The Federal Government has cancelled $717.7 million in undisbursed financing from the World Bank for Nigeria’s troubled electricity sector, ending the remaining portion of the $1.52 billion Power Sector Recovery Programme amid worsening tariff shortfalls, liquidity pressures, and stalled reforms.
Documents obtained from the World Bank showed that the cancellation followed a formal request by the Federal Government and a joint agreement by both parties to discontinue financing under the Power Sector Recovery Performance-Based Operation.
The World Bank disclosed that the cancelled amount represented the entire undisbursed balance under the programme, adding that no further disbursements would be made after the approval of the restructuring arrangement.
The bank also brought forward the programme’s closing date from June 30, 2027, to May 31, 2026, effectively terminating the operation more than a year earlier than planned.
The intervention was originally approved on June 23, 2020, with financing of about $752.5 million aimed at improving electricity supply reliability, strengthening financial sustainability, and enhancing accountability across the power sector.
An additional financing package of about $763.5 million was later approved in June 2023 to deepen reforms and consolidate earlier gains, bringing the total programme value to about $1.52 billion.
However, while the parent programme reportedly achieved substantial results and fully disbursed its funds, the additional financing struggled to meet critical reform targets, leading to limited disbursement and eventual cancellation of the remaining balance.
The World Bank noted that Nigeria’s electricity sector continues to face deep-rooted structural problems, including weak distribution performance, transmission bottlenecks, underutilisation of generation capacity, and persistent financial imbalances.
According to the report, high technical, commercial, and collection losses within the distribution segment, alongside inadequate cost recovery, have continued to create financing gaps and liquidity pressures across the electricity value chain.

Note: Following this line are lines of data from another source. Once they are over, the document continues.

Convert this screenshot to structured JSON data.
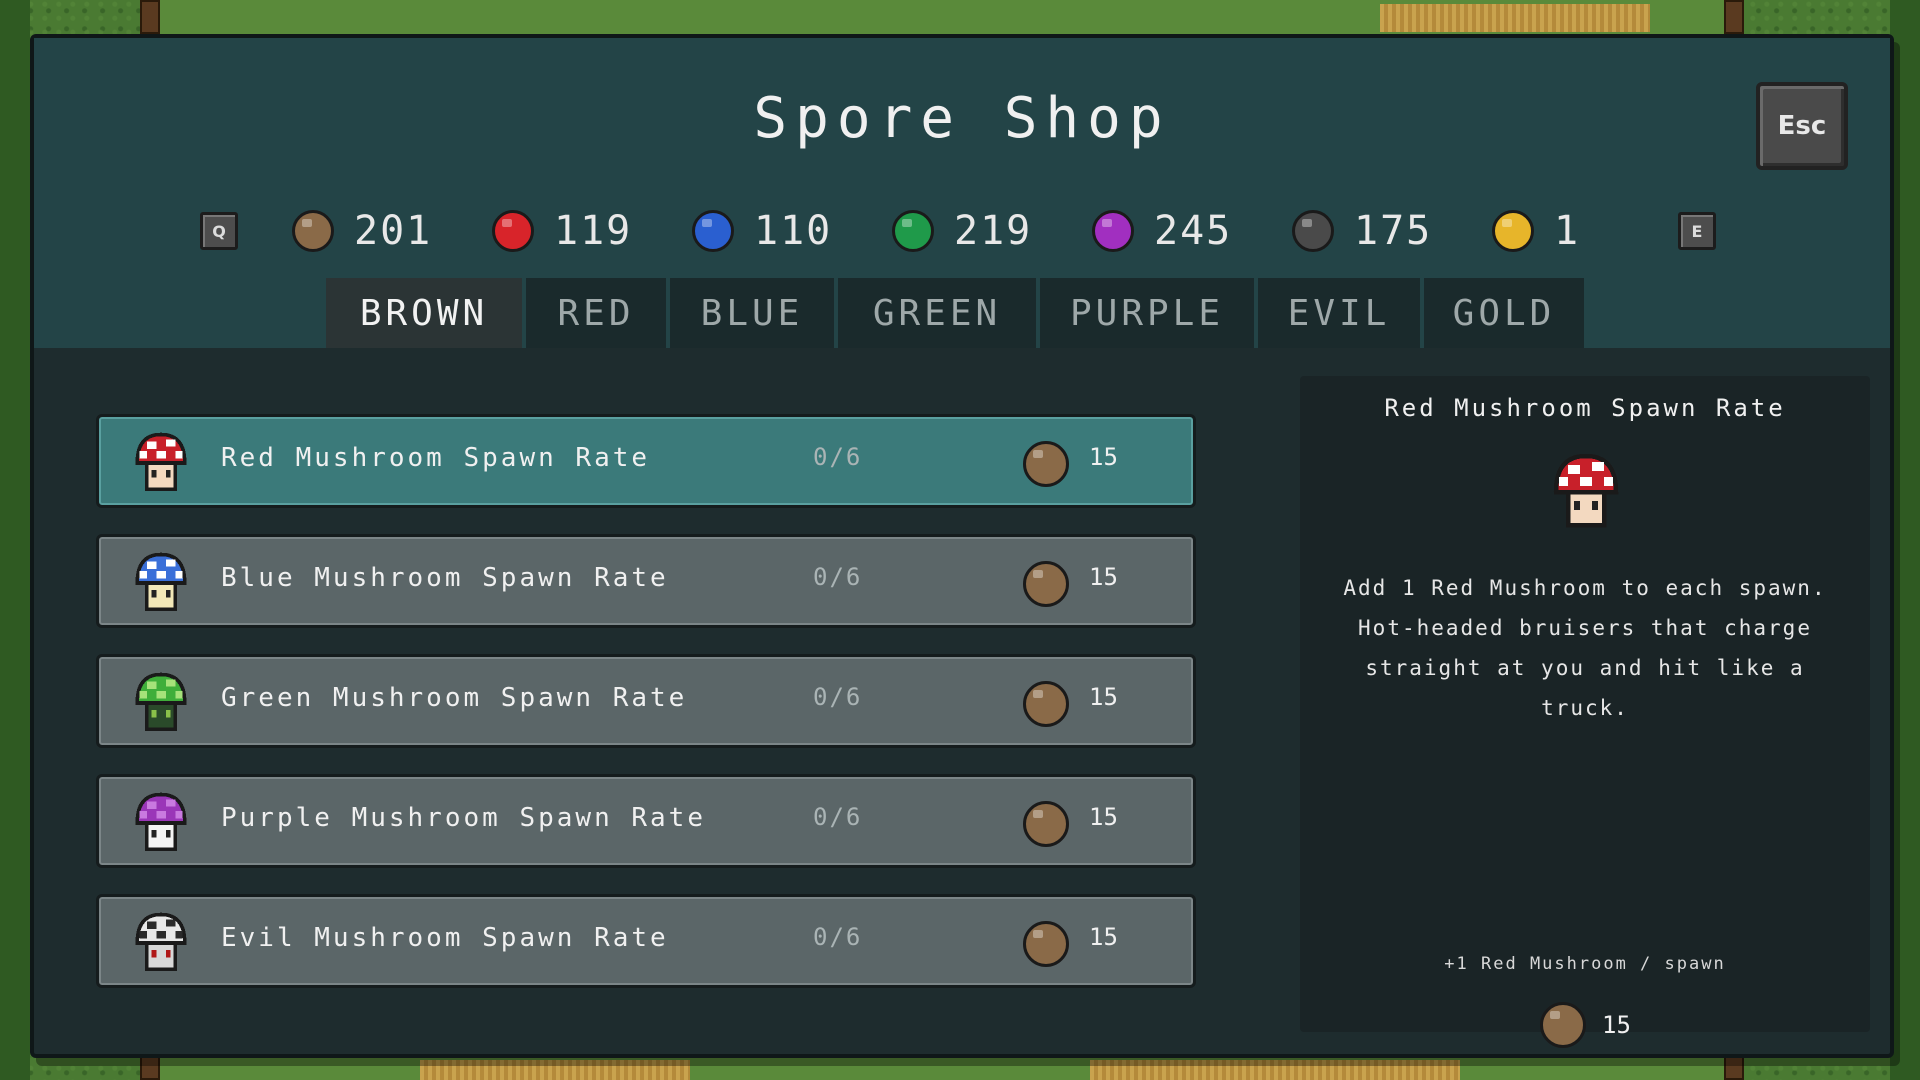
{
  "title": "Spore Shop",
  "esc_label": "Esc",
  "keys": {
    "prev": "Q",
    "next": "E"
  },
  "currencies": [
    {
      "name": "brown-spore",
      "amount": "201",
      "color": "#8a6a48"
    },
    {
      "name": "red-spore",
      "amount": "119",
      "color": "#d8242a"
    },
    {
      "name": "blue-spore",
      "amount": "110",
      "color": "#2a5fd0"
    },
    {
      "name": "green-spore",
      "amount": "219",
      "color": "#1f9a4a"
    },
    {
      "name": "purple-spore",
      "amount": "245",
      "color": "#a12fc0"
    },
    {
      "name": "evil-spore",
      "amount": "175",
      "color": "#4a4a4a"
    },
    {
      "name": "gold-spore",
      "amount": "1",
      "color": "#e7b52a"
    }
  ],
  "tabs": [
    "BROWN",
    "RED",
    "BLUE",
    "GREEN",
    "PURPLE",
    "EVIL",
    "GOLD"
  ],
  "active_tab": "BROWN",
  "items": [
    {
      "name": "Red Mushroom Spawn Rate",
      "level": "0/6",
      "cost": "15",
      "icon": "red-mushroom-icon"
    },
    {
      "name": "Blue Mushroom Spawn Rate",
      "level": "0/6",
      "cost": "15",
      "icon": "blue-mushroom-icon"
    },
    {
      "name": "Green Mushroom Spawn Rate",
      "level": "0/6",
      "cost": "15",
      "icon": "green-mushroom-icon"
    },
    {
      "name": "Purple Mushroom Spawn Rate",
      "level": "0/6",
      "cost": "15",
      "icon": "purple-mushroom-icon"
    },
    {
      "name": "Evil Mushroom Spawn Rate",
      "level": "0/6",
      "cost": "15",
      "icon": "evil-mushroom-icon"
    }
  ],
  "detail": {
    "title": "Red Mushroom Spawn Rate",
    "icon": "red-mushroom-icon",
    "description": "Add 1 Red Mushroom to each spawn. Hot-headed bruisers that charge straight at you and hit like a truck.",
    "effect": "+1 Red Mushroom / spawn",
    "cost": "15"
  },
  "colors": {
    "panel": "#1e2c2e",
    "header": "#234447",
    "selected_row": "#3b7a7a",
    "row": "#5b6668"
  }
}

The bank said tariff shortfalls declined by 71 per cent between 2019 and 2022, falling from N581 billion to N166 billion, while regulatory cost recovery improved from 56 per cent to 94 per cent during the same period.
Despite those gains, the bank attributed the programme’s later setbacks largely to macroeconomic developments, particularly the liberalisation of Nigeria’s foreign exchange market in June 2023, which triggered a sharp depreciation of the naira and significantly increased the cost of gas used for power generation.
According to the World Bank, more than 70 per cent of electricity supplied to Nigeria’s national grid is generated from natural gas priced in United States dollars.
The report further noted that electricity tariffs remained largely frozen since early 2023, except for Band A customers whose tariffs were adjusted to cost-reflective levels in April 2024.